Le gouvernement ghanéen a officiellement notifié au Togo, le 20 février 2026, sa décision de porter le litige devant un tribunal arbitral.

DÉCISION DU GHANA, LE OK DU TOGO 

La procédure est engagée sous l'égide de la Convention des Nations Unies sur le droit de la mer (CNUDM/UNCLOS).

Réaction du Togo : Le gouvernement togolais a déclaré avoir pris acte de cette décision le 25 février 2026, tout en réaffirmant son engagement pour un règlement pacifique conforme au droit international. 

Cette décision met fin à une longue période de diplomatie directe qui n'a pas permis d'aboutir à un consensus.

L'échec des négociations découle du fait que les deux pays menaient des discussions techniques depuis huit ans (depuis 2018) sans trouver d'accord sur la ligne de démarcation.

Les désaccords portent sur la méthodologie de délimitation et l'interprétation des données nautiques. Des tensions étaient apparues, notamment suite à la présence de navires militaires ghanéens dans la zone contestée.

UNE ZONE MARITIME RICHE EN...

Le litige concerne une zone du Golfe de Guinée potentiellement riche en ressources pétrolières et gazières offshore. 

En effet, cette frontière maritime querellée, donc au cœur du différend entre le Togo et le Ghana, revêt une importance stratégique majeure en raison de ses richesses naturelles. 

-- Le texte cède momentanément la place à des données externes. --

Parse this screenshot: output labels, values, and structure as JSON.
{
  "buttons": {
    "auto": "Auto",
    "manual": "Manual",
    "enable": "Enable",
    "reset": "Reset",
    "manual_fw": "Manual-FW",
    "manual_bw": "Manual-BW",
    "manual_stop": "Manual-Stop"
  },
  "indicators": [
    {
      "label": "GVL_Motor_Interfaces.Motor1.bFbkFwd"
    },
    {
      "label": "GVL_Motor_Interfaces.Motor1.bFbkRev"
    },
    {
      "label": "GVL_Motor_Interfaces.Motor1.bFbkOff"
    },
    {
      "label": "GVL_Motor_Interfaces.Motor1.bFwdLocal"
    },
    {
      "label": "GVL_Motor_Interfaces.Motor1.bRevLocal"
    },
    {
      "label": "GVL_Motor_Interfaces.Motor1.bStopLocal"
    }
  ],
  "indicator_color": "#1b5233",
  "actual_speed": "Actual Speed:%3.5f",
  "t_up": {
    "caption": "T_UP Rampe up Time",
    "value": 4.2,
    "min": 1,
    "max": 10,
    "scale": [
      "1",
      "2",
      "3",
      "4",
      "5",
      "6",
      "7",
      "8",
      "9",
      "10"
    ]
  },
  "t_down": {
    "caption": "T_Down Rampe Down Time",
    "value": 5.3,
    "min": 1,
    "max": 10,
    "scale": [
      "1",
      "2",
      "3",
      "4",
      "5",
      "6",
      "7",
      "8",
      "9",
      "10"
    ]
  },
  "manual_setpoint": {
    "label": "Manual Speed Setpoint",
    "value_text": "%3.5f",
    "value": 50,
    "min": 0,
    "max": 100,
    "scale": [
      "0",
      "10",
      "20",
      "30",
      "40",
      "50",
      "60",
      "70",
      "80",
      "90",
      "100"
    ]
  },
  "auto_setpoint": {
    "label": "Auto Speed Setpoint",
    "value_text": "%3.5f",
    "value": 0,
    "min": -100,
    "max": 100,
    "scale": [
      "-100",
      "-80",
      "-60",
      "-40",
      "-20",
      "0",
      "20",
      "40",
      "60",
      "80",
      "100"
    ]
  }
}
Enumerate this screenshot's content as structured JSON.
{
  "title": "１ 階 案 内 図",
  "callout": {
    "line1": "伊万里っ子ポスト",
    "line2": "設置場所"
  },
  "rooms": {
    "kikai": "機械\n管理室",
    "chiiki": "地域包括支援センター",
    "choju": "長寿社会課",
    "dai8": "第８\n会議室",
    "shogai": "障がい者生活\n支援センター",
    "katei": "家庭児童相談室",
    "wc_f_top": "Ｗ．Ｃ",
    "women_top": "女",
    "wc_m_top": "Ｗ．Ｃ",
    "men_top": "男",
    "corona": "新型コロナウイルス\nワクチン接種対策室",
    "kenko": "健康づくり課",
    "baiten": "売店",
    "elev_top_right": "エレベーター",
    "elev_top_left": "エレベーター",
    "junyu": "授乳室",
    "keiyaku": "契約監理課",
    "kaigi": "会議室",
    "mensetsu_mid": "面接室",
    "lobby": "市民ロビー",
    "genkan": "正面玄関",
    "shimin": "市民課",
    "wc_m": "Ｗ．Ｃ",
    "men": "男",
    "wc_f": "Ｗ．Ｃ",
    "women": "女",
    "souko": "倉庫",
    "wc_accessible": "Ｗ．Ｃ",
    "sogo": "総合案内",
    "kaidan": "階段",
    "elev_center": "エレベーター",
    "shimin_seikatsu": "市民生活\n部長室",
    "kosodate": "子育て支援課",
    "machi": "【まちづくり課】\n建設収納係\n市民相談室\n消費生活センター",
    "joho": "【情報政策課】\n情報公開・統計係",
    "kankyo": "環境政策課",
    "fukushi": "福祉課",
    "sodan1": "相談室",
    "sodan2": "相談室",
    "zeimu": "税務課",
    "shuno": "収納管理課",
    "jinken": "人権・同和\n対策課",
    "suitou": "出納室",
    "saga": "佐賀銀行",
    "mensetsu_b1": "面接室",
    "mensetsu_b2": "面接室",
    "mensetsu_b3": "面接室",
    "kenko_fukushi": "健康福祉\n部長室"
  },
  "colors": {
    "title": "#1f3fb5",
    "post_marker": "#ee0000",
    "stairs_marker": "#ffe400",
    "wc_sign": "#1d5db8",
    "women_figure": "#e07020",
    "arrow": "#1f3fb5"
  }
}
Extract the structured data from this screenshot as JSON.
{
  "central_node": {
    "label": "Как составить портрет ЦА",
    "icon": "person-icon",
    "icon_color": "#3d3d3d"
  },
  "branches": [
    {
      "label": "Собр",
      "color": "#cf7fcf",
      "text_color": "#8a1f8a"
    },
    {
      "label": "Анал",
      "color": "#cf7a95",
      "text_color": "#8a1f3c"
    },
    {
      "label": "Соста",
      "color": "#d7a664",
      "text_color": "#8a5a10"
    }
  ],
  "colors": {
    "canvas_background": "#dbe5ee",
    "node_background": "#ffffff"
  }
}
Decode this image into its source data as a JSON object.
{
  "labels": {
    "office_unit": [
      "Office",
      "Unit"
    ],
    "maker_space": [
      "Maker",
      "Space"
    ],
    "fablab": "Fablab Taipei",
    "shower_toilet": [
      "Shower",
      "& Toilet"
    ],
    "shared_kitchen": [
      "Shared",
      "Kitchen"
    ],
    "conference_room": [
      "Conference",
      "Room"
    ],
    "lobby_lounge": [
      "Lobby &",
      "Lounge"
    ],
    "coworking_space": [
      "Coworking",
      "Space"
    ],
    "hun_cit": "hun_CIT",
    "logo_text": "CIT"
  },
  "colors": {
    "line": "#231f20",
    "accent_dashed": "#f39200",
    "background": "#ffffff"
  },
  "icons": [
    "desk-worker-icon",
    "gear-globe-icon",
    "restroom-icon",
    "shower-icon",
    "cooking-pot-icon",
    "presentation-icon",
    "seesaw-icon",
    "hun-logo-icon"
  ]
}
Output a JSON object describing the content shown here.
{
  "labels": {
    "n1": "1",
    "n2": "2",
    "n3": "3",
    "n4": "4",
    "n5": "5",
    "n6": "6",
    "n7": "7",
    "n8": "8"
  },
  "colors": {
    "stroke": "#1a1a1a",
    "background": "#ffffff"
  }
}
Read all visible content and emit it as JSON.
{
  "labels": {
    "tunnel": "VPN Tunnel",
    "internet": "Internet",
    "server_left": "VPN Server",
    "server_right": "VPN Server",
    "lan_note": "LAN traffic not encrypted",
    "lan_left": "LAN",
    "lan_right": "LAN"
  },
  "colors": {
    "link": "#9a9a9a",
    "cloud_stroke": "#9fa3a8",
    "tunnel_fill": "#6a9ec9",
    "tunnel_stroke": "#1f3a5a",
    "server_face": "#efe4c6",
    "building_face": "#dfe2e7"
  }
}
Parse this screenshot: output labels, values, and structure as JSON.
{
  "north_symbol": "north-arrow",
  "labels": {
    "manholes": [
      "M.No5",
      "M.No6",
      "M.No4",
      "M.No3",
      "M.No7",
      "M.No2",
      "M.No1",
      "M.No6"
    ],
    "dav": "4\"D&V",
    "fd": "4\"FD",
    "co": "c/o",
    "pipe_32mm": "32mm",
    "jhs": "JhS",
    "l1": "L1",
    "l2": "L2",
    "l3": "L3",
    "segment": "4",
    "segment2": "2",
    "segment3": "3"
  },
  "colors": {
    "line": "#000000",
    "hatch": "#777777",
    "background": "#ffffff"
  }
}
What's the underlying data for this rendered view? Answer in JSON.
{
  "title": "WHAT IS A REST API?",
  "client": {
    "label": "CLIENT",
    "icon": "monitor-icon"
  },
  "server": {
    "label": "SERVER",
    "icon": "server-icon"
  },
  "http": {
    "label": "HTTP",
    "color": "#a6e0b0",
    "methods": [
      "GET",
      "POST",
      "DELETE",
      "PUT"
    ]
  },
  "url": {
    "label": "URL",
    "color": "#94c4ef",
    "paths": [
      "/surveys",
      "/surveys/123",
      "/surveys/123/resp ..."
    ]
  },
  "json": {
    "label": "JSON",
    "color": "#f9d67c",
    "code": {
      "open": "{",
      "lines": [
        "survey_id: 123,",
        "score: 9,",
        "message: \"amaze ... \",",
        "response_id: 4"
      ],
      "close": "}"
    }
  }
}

En effet, les principales ressources identifiées dans cette zone contestée sont énergétiques (Pétrole et Gaz). C'est l'enjeu central. 

La région est considérée comme potentiellement très riche en gisements de pétrole et de gaz naturel. Des activités d'exploration ont déjà causé des tensions, notamment en 2017-2018 lorsque le Togo a intercepté des navires de recherche sismique ghanéens.

Mieux, cette région maritime est également riche en ressources halieutiques.

En effet, le secteur de la pêche est vital pour les économies locales. La délimitation de la frontière déterminera les zones exclusives de pêche pour les deux pays dans des eaux poissonneuses.

Ressources Minérales : Au-delà des hydrocarbures, le sous-sol marin pourrait contenir d'autres dépôts minéraux précieux typiques du Golfe de Guinée. 

À titre de rappel, le Ghana a officiellement saisi en février 2026 le Tribunal international du droit de la mer (TIDM) pour obtenir une délimitation définitive sous l'égide de la Convention des Nations unies sur le droit de la mer (UNCLOS). 

Le Togo a pris acte de cette procédure afin de sécuriser juridiquement les futurs investissements dans la zone. 

Le recours à l'arbitrage vise à obtenir une délimitation juridiquement contraignante afin de sécuriser les investissements économiques et d'éviter une escalade des tensions entre les institutions des deux États. 

Cette démarche rappelle le précédent entre le Ghana et la Côte d'Ivoire, résolu par le Tribunal international du droit de la mer en 2017.